There are further developments that can add significant value to clinical trial supply management. For example, in addition to just performing identification functions, RFID solutions with integrated sensors are able to document the temperatures to which the test drugs were exposed during storage and throughout the distribution chain up to the time of being dispensed to the subject.
This is of particular relevance as many clinical trials are conducted on an international scale, meaning test drugs have to be shipped across long distances and various climatic zones on their way from the manufacturer to the subject. Many new drugs, however, are temperature-sensitive and must therefore be stored, loaded, shipped and unloaded within a defined temperature window (e.g. 35.6-46.4°F or 2-8°C).
Otherwise the drug may lose its effectiveness or become totally unfit for use. In addition to air-conditioned means of transport, validated transport packaging, among other things, is used. This type of packaging has the capability of demonstrably maintaining the defined temperature conditions across specified time periods.
However, the "burden of proof" requires temperature conditions to be recorded and documented. For this purpose, temperature monitoring devices are used. The newest generation of such devices comes in the form of credit card-sized self-adhesive labels (figure 5).
These temperature monitoring labels are ideally suited for use in the range between -4° and -58°F (-20°C and 50°C). Thanks to an embedded, extremely flat battery they offer virtually unlimited service for a whole year. The labels are calibrated, have various operating modes, from short-term all the way to long-term monitoring periods, and are based on the international ISO 15693 RFID standard.
In addition, the labels allow flexible programming of the temperature range to be monitored and the temperature logging intervals. To a limited extent, even specific shipment information, such as a shipping ID code, may be written to the label.
Thanks to their small (credit card) size, such devices can even be accommodated in the smallest kits to document the temperatures inside the kit. With reference to the afore-mentioned RFID example, such a card can combine the purposes of the RFID identification label applied to the kit and the critical function of temperature monitoring.

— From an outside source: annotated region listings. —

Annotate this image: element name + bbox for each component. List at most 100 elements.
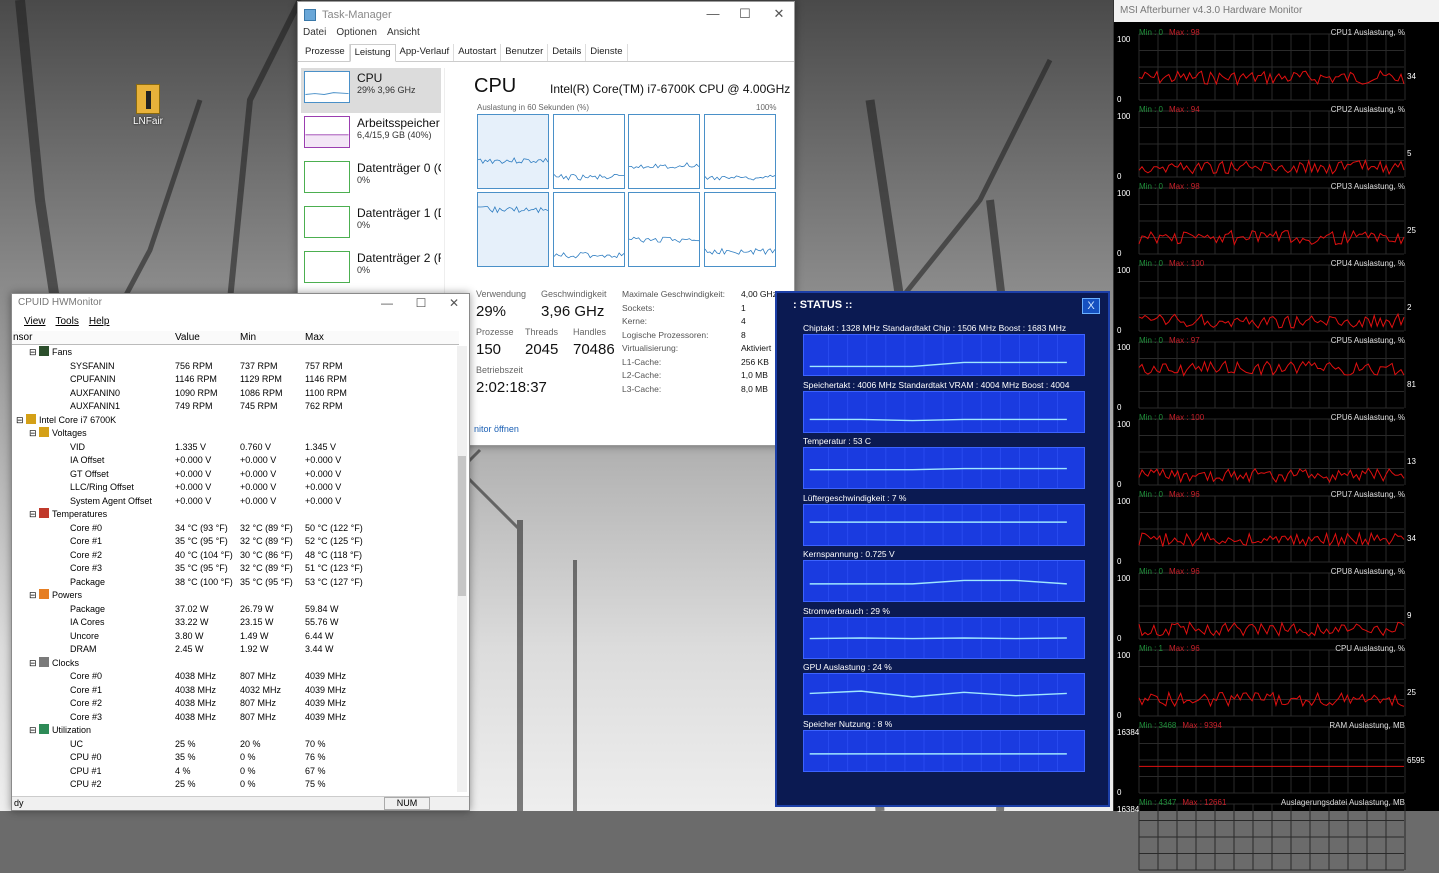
tab-app-verlauf[interactable]: App-Verlauf	[396, 44, 455, 61]
sidebar-item-cpu[interactable]: CPU 29% 3,96 GHz	[301, 68, 441, 113]
collapse-icon[interactable]: ⊟	[29, 725, 39, 735]
graph-title: Auslagerungsdatei Auslastung, MB	[1280, 798, 1405, 807]
minimize-icon[interactable]: —	[698, 6, 728, 24]
tab-dienste[interactable]: Dienste	[586, 44, 628, 61]
tree-group[interactable]: ⊟ Powers	[12, 589, 459, 602]
table-row[interactable]: CPU #1 4 % 0 % 67 %	[12, 765, 459, 778]
table-row[interactable]: IA Offset +0.000 V +0.000 V +0.000 V	[12, 454, 459, 467]
gpu-status-gadget[interactable]: : STATUS :: X Chiptakt : 1328 MHz Standa…	[775, 291, 1110, 807]
table-row[interactable]: Package 38 °C (100 °F) 35 °C (95 °F) 53 °C …	[12, 576, 459, 589]
archive-file-icon	[136, 84, 160, 114]
sensor-max: 1146 RPM	[305, 374, 347, 384]
tree-group[interactable]: ⊟ Clocks	[12, 656, 459, 670]
menu-tools[interactable]: Tools	[56, 316, 79, 330]
sensor-min: +0.000 V	[240, 482, 277, 492]
menu-view[interactable]: View	[24, 316, 46, 330]
tab-benutzer[interactable]: Benutzer	[501, 44, 549, 61]
close-button[interactable]: X	[1082, 298, 1100, 314]
tab-leistung[interactable]: Leistung	[349, 44, 396, 62]
tree-group[interactable]: ⊟ Fans	[12, 346, 459, 359]
table-row[interactable]: DRAM 2.45 W 1.92 W 3.44 W	[12, 643, 459, 656]
tree-group[interactable]: ⊟ Temperatures	[12, 508, 459, 521]
sidebar-item-value: 0%	[357, 175, 371, 185]
menu-optionen[interactable]: Optionen	[336, 27, 377, 41]
column-header-value[interactable]: Value	[175, 332, 200, 343]
table-row[interactable]: Package 37.02 W 26.79 W 59.84 W	[12, 603, 459, 616]
table-row[interactable]: System Agent Offset +0.000 V +0.000 V +0.00…	[12, 495, 459, 508]
menu-ansicht[interactable]: Ansicht	[387, 27, 420, 41]
scrollbar-thumb[interactable]	[458, 456, 466, 596]
afterburner-titlebar[interactable]: MSI Afterburner v4.3.0 Hardware Monitor	[1114, 0, 1439, 22]
resource-sidebar: CPU 29% 3,96 GHz Arbeitsspeicher 6,4/15,9 …	[301, 68, 441, 298]
core-graph-line	[629, 236, 699, 243]
sensor-value: 1.335 V	[175, 441, 207, 452]
table-row[interactable]: VID 1.335 V 0.760 V 1.345 V	[12, 441, 459, 454]
sensor-name: CPU #2	[70, 778, 102, 791]
table-row[interactable]: Uncore 3.80 W 1.49 W 6.44 W	[12, 630, 459, 643]
close-icon[interactable]: ✕	[764, 6, 794, 24]
table-row[interactable]: IA Cores 33.22 W 23.15 W 55.76 W	[12, 616, 459, 629]
tree-group[interactable]: ⊟ Voltages	[12, 427, 459, 440]
table-row[interactable]: LLC/Ring Offset +0.000 V +0.000 V +0.000 V	[12, 481, 459, 494]
tree-group[interactable]: ⊟ Intel Core i7 6700K	[12, 413, 459, 427]
core-graph-line	[704, 174, 775, 181]
collapse-icon[interactable]: ⊟	[29, 658, 39, 668]
sidebar-item-disk1[interactable]: Datenträger 1 (D 0%	[301, 203, 441, 248]
graph-min: Min : 0	[1139, 28, 1164, 37]
table-row[interactable]: CPU #2 25 % 0 % 75 %	[12, 778, 459, 791]
gpu-metric-graph	[803, 729, 1085, 772]
tab-prozesse[interactable]: Prozesse	[301, 44, 350, 61]
sidebar-item-memory[interactable]: Arbeitsspeicher 6,4/15,9 GB (40%)	[301, 113, 441, 158]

In conjunction with qualified software tools that meet the requirements of use in a controlled environment (such as 21 CFR Part 11) the first solutions of this kind are now available as turnkey systems. In standard applications, they are operated as stand- alone systems but, if necessary, they may also be integrated into host IT infrastructures.
In summary, in many areas RFID technology has established itself and proven its viability as a means of optimising logistics processes.
However, effective use of RFID technology is based on the following two prerequisites:
1) recognition of the benefits that RFID can offer and
2) acceptance of the limitations that cannot (yet) be overcome by RFID.
There is no doubt that in the process of clinical trial supply management RFID can generate major value with regard to eliminating efficiencies and accelerating processes, thus also helping to make new, urgently needed drugs and therapies available to patients faster.